Liam chuckled, and his finger ran up my neck. "Anything else?"
"They have great chairs in the theatre," he was turning me on. I heard it in my voice. My heart started to beat louder.
"Is that all?" He asked with his rough, horny voice. He lifted my chin.
"The bathrooms were good too."
He traced my lips with his finger. "Is that all that was good about tonight?"
"Tonight's not over. Ask me again in the morning." He slipped his finger into my mouth, and my body was on fire. Even after all I had been through, the stress and panic, my body still responded to his touch. I sucked his finger gently, and his eyes widened.
"You're very naughty, Lana." He said as he withdrew his finger and shuffled in his seat.
"I'm not bad. I'm just drawn that way," I said in my best Jessica Rabbit imitation.
Liam's eyes widened then narrowed. "What did Boyd tell you?"
"Tell me? Nothing?" I tried to look innocent, but I'm not an actress.
"Never mind." Liam blushed.
"Hang on, who is your favourite Disney Princess?"
"I'm not a child, Lana." He looked a little uncomfortable.
I pouted. "Come on. Everyone has one."
"Who is yours?"
"Moana, although I don't know if she counts as a Princess cause she's a chief's daughter. My second is Belle. Tell me yours."
"Ariel." Liam looked out the window.
"Favourite spice girl?"
"I don't like pop music. " I raised my eyebrow at Liam. He paused a long time before answering. "Geri."
"Which one of John Snow's girlfriends was hotter with Ygritte or Daenerys?" I was having fun with it. I don't think I'd ever seen him squirm so much.
"Ygritte, Lana, do you mind?"
"No, no, just one more." I was trying not to burst out laughing.
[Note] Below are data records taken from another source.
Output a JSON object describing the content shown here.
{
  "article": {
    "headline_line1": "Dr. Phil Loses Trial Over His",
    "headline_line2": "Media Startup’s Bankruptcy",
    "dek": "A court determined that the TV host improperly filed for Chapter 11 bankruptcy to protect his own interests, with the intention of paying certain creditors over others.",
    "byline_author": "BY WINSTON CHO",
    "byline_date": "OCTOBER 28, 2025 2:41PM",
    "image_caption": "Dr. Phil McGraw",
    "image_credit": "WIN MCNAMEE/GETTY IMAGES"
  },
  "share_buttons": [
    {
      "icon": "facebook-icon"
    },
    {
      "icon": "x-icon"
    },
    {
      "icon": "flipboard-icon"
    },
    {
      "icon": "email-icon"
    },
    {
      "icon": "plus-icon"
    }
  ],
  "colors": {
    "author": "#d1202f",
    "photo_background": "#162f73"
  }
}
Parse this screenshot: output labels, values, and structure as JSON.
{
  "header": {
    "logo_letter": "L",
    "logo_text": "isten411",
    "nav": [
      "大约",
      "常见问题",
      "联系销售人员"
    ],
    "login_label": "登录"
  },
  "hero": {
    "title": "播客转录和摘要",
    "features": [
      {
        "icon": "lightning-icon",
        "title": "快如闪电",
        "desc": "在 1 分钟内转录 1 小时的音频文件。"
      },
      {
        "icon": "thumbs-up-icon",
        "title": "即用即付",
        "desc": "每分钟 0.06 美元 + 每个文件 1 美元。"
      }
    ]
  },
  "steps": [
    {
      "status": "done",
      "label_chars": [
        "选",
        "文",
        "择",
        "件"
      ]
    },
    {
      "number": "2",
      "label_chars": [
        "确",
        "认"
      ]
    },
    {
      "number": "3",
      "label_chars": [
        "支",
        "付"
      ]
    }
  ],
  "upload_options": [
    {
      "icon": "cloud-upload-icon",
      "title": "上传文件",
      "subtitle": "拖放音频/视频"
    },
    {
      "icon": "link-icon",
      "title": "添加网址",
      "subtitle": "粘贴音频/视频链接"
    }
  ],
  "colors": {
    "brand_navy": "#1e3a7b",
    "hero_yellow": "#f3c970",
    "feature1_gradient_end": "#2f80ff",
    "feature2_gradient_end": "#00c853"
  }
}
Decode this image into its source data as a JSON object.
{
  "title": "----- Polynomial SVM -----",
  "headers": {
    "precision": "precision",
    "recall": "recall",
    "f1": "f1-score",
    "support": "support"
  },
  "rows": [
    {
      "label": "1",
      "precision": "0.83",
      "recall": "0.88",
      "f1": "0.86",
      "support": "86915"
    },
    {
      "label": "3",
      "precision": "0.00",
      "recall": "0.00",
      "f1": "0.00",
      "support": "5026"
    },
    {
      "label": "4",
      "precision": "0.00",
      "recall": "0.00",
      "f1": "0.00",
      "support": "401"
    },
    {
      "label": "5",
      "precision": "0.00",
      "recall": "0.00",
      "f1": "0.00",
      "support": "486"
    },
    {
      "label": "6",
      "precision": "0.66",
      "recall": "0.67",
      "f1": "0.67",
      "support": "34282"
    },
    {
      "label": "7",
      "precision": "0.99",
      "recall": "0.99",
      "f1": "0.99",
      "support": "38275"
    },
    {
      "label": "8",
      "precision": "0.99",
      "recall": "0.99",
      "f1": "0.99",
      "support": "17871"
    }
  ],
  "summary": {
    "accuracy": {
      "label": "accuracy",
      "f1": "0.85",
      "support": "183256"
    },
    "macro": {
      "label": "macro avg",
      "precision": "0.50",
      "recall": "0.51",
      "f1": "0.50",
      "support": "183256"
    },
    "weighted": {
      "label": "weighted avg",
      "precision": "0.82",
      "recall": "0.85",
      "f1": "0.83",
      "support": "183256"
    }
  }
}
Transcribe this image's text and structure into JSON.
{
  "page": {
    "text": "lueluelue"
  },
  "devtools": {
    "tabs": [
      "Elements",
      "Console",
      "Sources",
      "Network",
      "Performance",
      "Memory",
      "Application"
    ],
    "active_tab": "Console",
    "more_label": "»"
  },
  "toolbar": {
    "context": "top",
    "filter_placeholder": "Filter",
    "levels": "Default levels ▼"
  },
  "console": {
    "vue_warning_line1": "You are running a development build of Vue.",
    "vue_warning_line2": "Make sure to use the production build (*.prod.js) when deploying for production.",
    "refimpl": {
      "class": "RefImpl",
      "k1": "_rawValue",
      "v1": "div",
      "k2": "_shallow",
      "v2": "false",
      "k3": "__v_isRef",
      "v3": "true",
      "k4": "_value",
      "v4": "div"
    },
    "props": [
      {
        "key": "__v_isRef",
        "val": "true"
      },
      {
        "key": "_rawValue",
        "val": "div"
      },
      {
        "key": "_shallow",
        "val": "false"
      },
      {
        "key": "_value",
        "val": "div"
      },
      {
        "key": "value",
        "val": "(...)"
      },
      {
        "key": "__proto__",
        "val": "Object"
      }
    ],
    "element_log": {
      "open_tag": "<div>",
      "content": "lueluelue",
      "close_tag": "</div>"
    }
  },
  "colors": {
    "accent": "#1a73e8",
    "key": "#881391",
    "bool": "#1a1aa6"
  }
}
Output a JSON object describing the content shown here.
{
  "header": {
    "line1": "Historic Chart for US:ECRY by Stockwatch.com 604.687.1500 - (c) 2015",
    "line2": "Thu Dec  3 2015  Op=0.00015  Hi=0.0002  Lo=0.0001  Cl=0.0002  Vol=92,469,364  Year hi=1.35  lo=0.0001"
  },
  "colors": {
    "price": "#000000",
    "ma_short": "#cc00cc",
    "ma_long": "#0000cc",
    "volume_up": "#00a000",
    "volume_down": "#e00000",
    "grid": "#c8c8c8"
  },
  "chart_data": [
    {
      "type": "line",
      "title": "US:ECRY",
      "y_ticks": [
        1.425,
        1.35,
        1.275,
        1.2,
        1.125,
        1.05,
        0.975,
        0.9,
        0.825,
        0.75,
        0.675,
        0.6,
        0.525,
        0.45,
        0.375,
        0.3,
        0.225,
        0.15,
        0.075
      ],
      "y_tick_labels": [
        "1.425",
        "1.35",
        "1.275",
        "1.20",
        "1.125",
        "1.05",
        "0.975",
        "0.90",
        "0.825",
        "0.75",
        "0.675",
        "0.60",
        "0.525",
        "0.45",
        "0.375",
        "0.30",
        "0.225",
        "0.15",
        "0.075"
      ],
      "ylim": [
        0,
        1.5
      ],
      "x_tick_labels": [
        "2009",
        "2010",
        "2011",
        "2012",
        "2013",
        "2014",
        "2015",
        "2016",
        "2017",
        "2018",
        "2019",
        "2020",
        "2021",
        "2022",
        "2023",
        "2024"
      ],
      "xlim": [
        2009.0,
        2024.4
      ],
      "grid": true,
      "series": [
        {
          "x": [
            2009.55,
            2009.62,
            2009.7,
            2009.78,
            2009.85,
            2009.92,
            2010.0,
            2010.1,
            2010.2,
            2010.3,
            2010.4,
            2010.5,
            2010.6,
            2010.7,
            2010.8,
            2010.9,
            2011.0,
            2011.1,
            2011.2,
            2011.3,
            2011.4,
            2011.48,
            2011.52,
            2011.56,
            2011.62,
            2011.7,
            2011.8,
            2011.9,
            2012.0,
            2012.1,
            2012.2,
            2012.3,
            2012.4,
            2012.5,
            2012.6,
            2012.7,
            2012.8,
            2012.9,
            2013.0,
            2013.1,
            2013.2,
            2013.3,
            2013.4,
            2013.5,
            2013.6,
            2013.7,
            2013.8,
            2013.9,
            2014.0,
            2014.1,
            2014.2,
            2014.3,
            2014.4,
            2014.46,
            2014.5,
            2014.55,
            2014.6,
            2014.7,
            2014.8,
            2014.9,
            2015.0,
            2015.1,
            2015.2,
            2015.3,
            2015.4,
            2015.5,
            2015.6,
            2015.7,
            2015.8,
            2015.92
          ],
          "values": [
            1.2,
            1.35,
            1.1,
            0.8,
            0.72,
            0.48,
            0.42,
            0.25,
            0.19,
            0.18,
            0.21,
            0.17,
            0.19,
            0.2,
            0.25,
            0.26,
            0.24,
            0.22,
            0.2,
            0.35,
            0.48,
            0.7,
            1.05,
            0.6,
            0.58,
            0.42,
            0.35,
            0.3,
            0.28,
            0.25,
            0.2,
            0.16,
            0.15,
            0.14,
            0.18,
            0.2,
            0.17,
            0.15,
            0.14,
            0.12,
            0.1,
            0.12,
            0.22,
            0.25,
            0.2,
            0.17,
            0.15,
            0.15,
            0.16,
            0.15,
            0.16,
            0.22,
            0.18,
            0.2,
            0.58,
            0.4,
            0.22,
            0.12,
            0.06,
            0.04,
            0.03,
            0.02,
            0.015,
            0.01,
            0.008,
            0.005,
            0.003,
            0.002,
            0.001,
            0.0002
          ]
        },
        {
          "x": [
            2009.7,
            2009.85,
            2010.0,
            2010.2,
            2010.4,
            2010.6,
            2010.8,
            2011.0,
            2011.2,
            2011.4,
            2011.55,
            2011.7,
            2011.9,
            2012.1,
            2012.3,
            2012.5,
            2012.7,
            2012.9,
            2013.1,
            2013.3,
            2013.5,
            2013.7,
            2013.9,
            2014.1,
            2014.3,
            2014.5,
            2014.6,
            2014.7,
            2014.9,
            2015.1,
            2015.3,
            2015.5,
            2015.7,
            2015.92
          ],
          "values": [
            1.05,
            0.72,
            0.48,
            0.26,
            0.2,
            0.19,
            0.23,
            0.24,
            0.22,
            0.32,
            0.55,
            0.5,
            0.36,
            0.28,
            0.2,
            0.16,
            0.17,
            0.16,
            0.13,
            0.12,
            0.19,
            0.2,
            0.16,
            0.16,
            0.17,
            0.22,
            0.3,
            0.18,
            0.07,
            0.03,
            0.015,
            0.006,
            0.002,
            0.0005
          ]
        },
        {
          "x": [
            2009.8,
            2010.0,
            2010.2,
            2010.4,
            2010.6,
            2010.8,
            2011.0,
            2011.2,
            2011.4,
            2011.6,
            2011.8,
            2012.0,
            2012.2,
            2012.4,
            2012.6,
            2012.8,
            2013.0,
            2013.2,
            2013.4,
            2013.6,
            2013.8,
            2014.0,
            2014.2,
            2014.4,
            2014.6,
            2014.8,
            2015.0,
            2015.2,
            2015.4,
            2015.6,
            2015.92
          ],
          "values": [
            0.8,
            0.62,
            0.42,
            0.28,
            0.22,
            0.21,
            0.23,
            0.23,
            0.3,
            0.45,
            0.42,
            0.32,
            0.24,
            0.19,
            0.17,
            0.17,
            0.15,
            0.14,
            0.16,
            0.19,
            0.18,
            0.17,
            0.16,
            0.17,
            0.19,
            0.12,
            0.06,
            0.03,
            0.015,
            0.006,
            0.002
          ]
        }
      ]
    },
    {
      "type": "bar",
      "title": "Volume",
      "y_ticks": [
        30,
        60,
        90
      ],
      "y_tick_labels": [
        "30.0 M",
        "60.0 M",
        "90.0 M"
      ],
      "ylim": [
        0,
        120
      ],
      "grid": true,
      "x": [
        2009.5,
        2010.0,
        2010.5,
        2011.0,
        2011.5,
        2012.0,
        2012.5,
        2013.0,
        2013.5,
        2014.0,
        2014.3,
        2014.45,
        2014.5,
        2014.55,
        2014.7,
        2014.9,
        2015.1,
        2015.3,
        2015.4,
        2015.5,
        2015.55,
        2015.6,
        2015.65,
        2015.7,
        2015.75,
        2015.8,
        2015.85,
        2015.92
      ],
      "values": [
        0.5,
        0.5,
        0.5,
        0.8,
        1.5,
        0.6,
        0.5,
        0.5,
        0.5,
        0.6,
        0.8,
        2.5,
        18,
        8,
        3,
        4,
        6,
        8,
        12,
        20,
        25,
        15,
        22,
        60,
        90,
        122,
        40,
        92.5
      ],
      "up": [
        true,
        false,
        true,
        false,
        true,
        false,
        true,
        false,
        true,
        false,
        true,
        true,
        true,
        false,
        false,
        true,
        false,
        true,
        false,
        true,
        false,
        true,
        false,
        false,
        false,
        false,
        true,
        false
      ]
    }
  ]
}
I knew I must have had a huge smirk on my face, "Mary-Anne or Ginger?"
"For fucks sake, yes, ok, I have always had a thing for redheads."
I couldn't hold it any longer, and I burst out laughing. I laughed so hard, Liam eventually had to join in. "I'm sorry." I said, "What are you going to do to Boyd?"
"Unfortunately, Lana, it looks like I will be busy for the next 25 years because I will have to kill him."